Given a list of transactions as a list of triplets: (a, b, c), meaning a give b an amount of c dollars. Now we want to settle all the debt with the minimum number of transactions. For example, (0, 1, 5) (1, 2, 5) can be settled with one transaction (2, 0, 5). We only need return one integer: the minimum number of transactions needed.

Solution

We don't need to consider the transaction graph. Imagine during settling the debt, everyone who need to return money to others just put those money in a pool. The people who should receive money from others just take from that pool. After this, all debt are settled without knowing the original transaction graph.

First, we calculate how much money each person owns (can be positive or negative). Then, we just use DFS to settle the debt. One person will return all his debt to another person. The DFS will search every choice of choosing the person. Then we start to search the choices of the next person.

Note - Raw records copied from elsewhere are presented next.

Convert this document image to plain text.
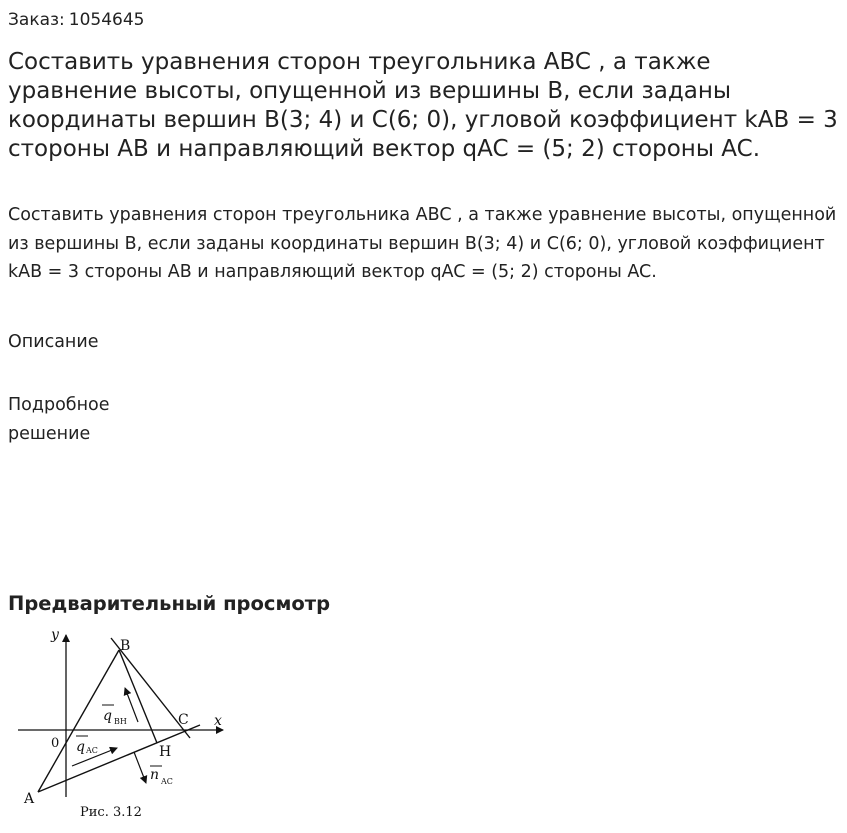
Заказ: 1054645
Составить уравнения сторон треугольника ABC , а также уравнение высоты, опущенной из вершины B, если заданы координаты вершин B(3; 4) и C(6; 0), угловой коэффициент kAB = 3 стороны AB и направляющий вектор qAC = (5; 2) стороны AC.

Составить уравнения сторон треугольника ABC , а также уравнение высоты, опущенной из вершины B, если заданы координаты вершин B(3; 4) и C(6; 0), угловой коэффициент kAB = 3 стороны AB и направляющий вектор qAC = (5; 2) стороны AC.

Описание
Подробное решение
Предварительный просмотр
y
x
0
A
B
C
H
q BH
q AC
n AC
Рис. 3.12
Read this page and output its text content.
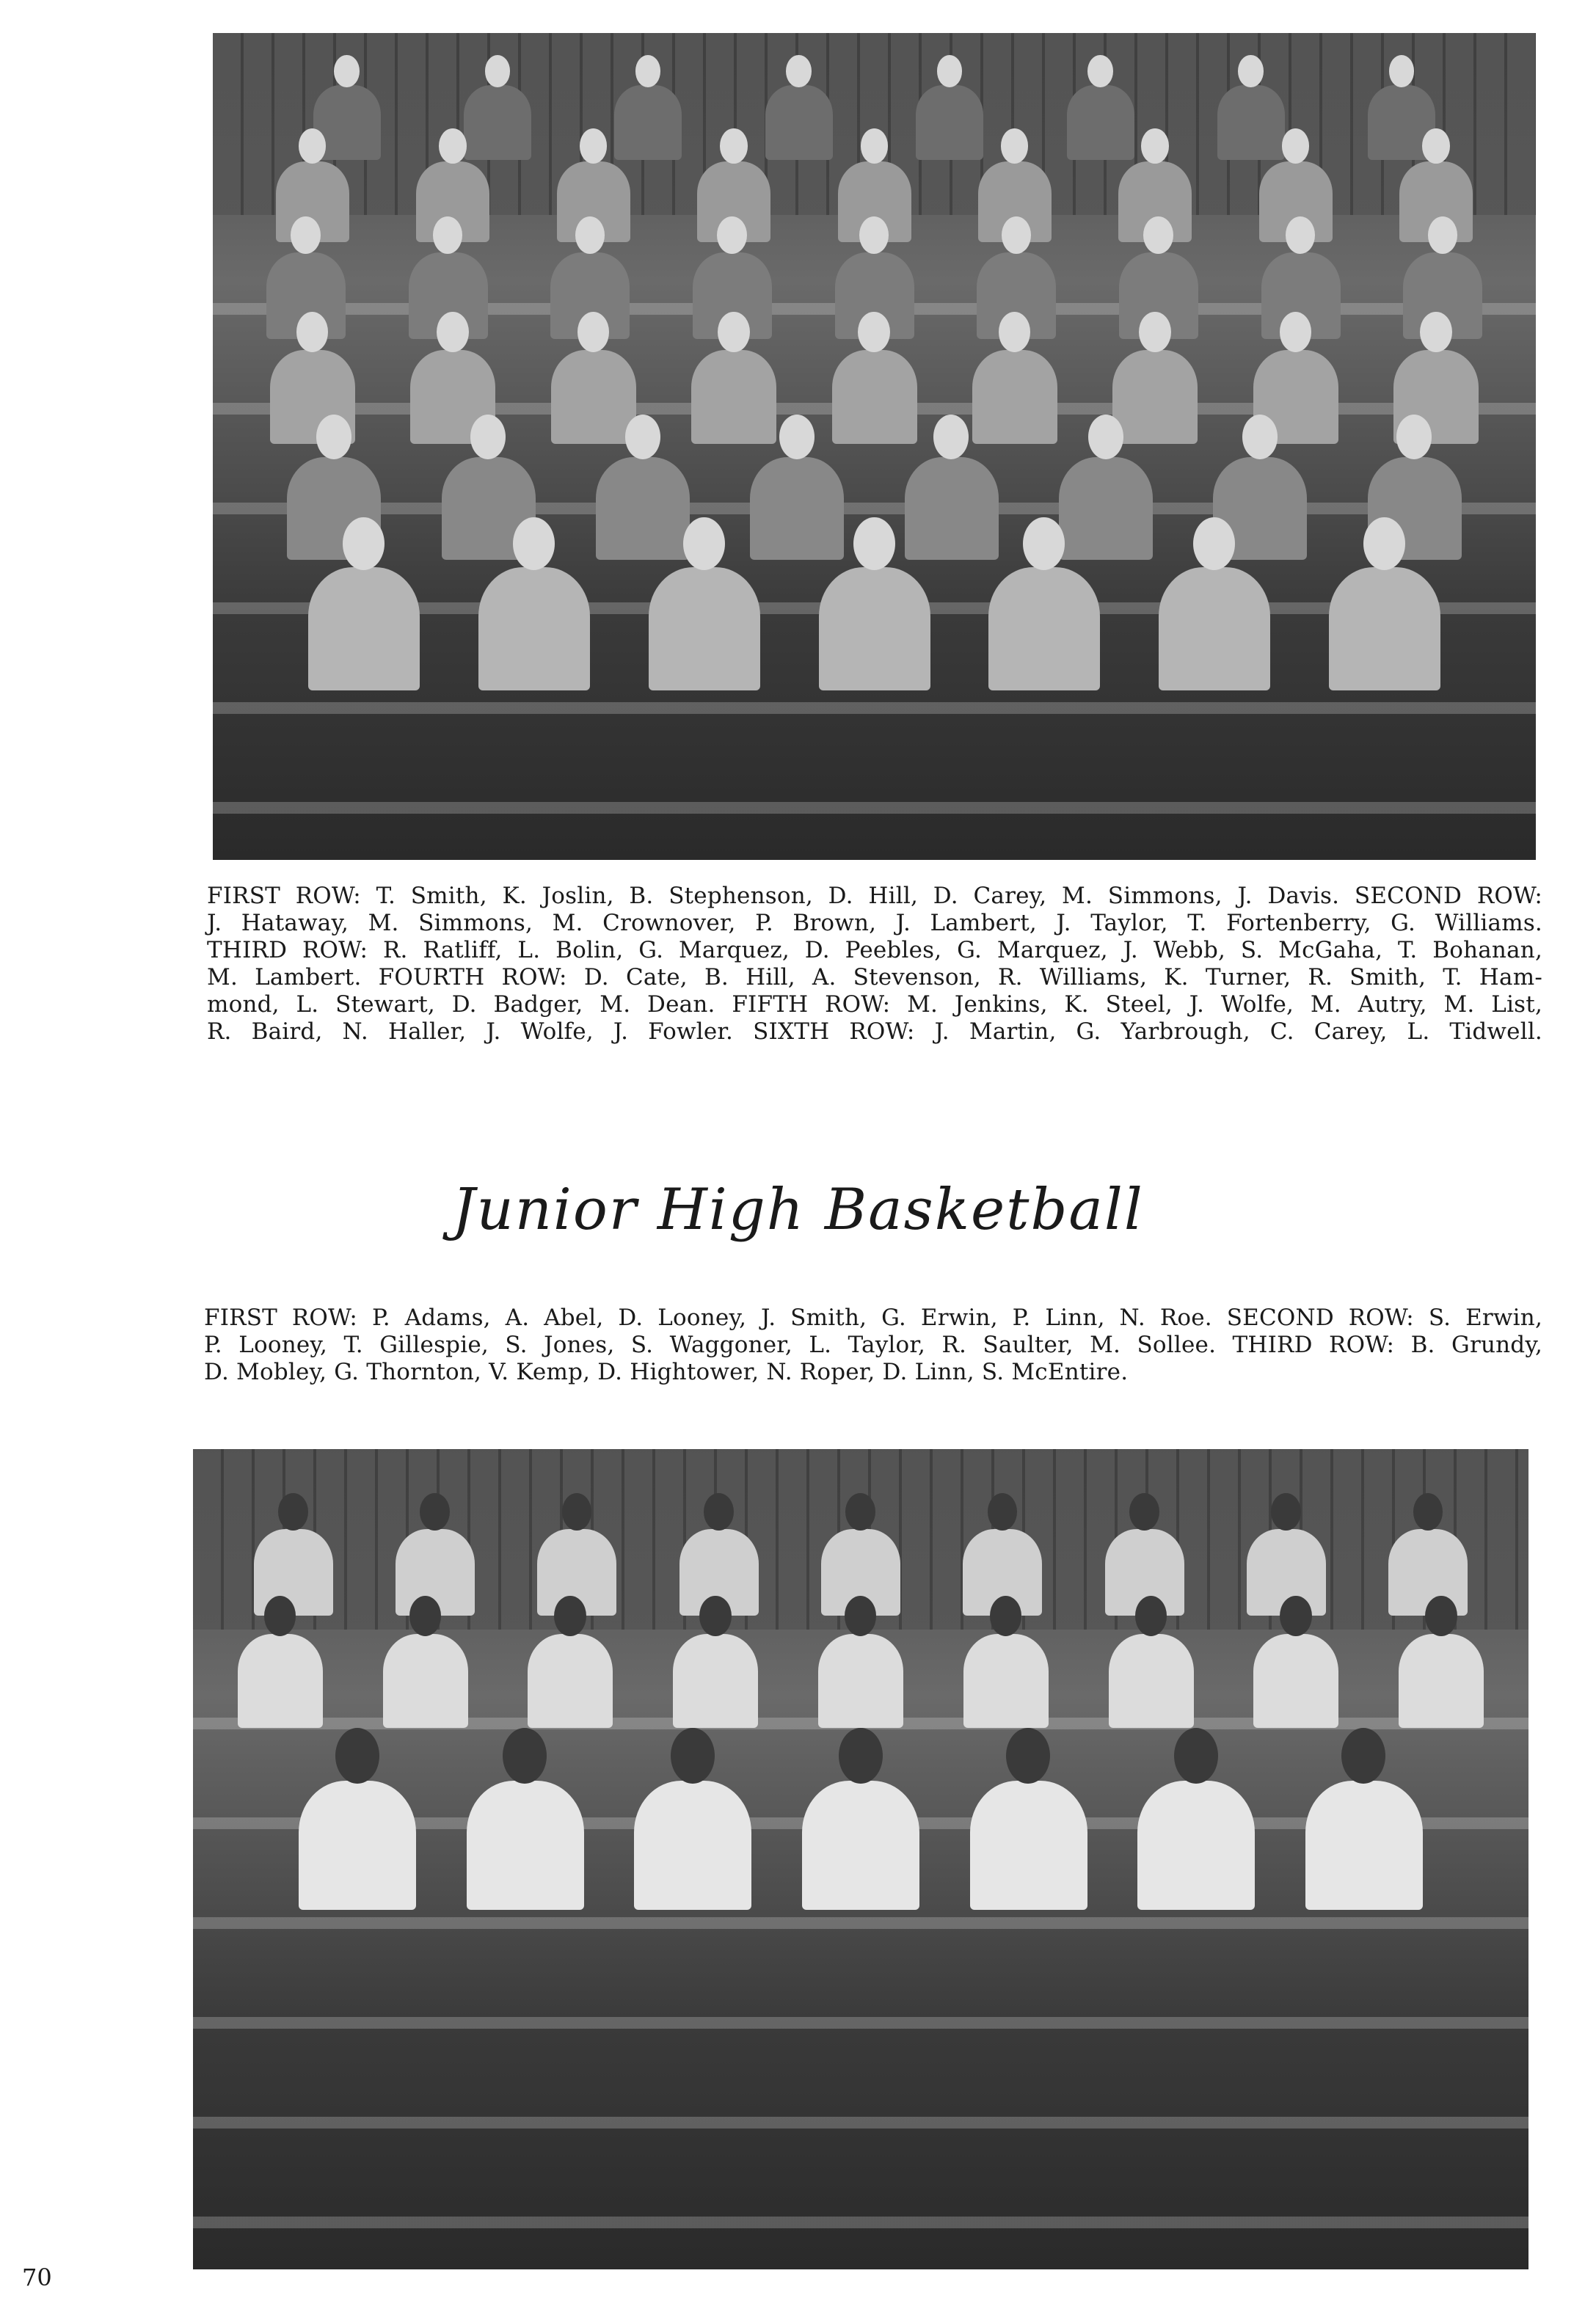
FIRST ROW: T. Smith, K. Joslin, B. Stephenson, D. Hill, D. Carey, M. Simmons, J. Davis. SECOND ROW:
J. Hataway, M. Simmons, M. Crownover, P. Brown, J. Lambert, J. Taylor, T. Fortenberry, G. Williams.
THIRD ROW: R. Ratliff, L. Bolin, G. Marquez, D. Peebles, G. Marquez, J. Webb, S. McGaha, T. Bohanan,
M. Lambert. FOURTH ROW: D. Cate, B. Hill, A. Stevenson, R. Williams, K. Turner, R. Smith, T. Ham-
mond, L. Stewart, D. Badger, M. Dean. FIFTH ROW: M. Jenkins, K. Steel, J. Wolfe, M. Autry, M. List,
R. Baird, N. Haller, J. Wolfe, J. Fowler. SIXTH ROW: J. Martin, G. Yarbrough, C. Carey, L. Tidwell.
Junior High Basketball
FIRST ROW: P. Adams, A. Abel, D. Looney, J. Smith, G. Erwin, P. Linn, N. Roe. SECOND ROW: S. Erwin,
P. Looney, T. Gillespie, S. Jones, S. Waggoner, L. Taylor, R. Saulter, M. Sollee. THIRD ROW: B. Grundy,
D. Mobley, G. Thornton, V. Kemp, D. Hightower, N. Roper, D. Linn, S. McEntire.
70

One concern is, what if the optimal solution is not for a person returning all his debt to another person, but returning his debt to multiple people? We can always find an equivalent case in our search space. For example, if the optimial solution is for a return money to b and to c. We can find a equivalent in our search space for a to return all the money to b, and b will return the extra amount to c. The 2 solutions both take 2 transactions to fiinsh.

Code

import collections


class Solution:
  def __init__(self, *args, **kwargs):
    super().__init__(*args, **kwargs)
    self.num_people = 0
    self.debt = []

  def cal_debt(self, transactions):
    temp = collections.defaultdict(lambda : 0)
    for transaction in transactions:
      temp[transaction[0]] += transaction[2]
      temp[transaction[1]] -= transaction[2]
    for key, value in temp.items():
      self.debt.append(value)
    self.num_people = len(self.debt)

  def dfs(self, current_id):
    while (current_id < self.num_people and 
      self.debt[current_id] == 0):
      current_id += 1
    if current_id >= self.num_people:
      return 0
    ret = self.num_people * self.num_people
    for next_id in range(current_id + 1, self.num_people):
      if self.debt[current_id] * self.debt[next_id] < 0:
        self.debt[next_id] += self.debt[current_id]
        ret = min(ret, self.dfs(current_id + 1) + 1)
        self.debt[next_id] -= self.debt[current_id]
    return ret

  def minTransfers(self, transactions: List[List[int]]) -> int:          
    self.cal_debt(transactions)
    return self.dfs(0)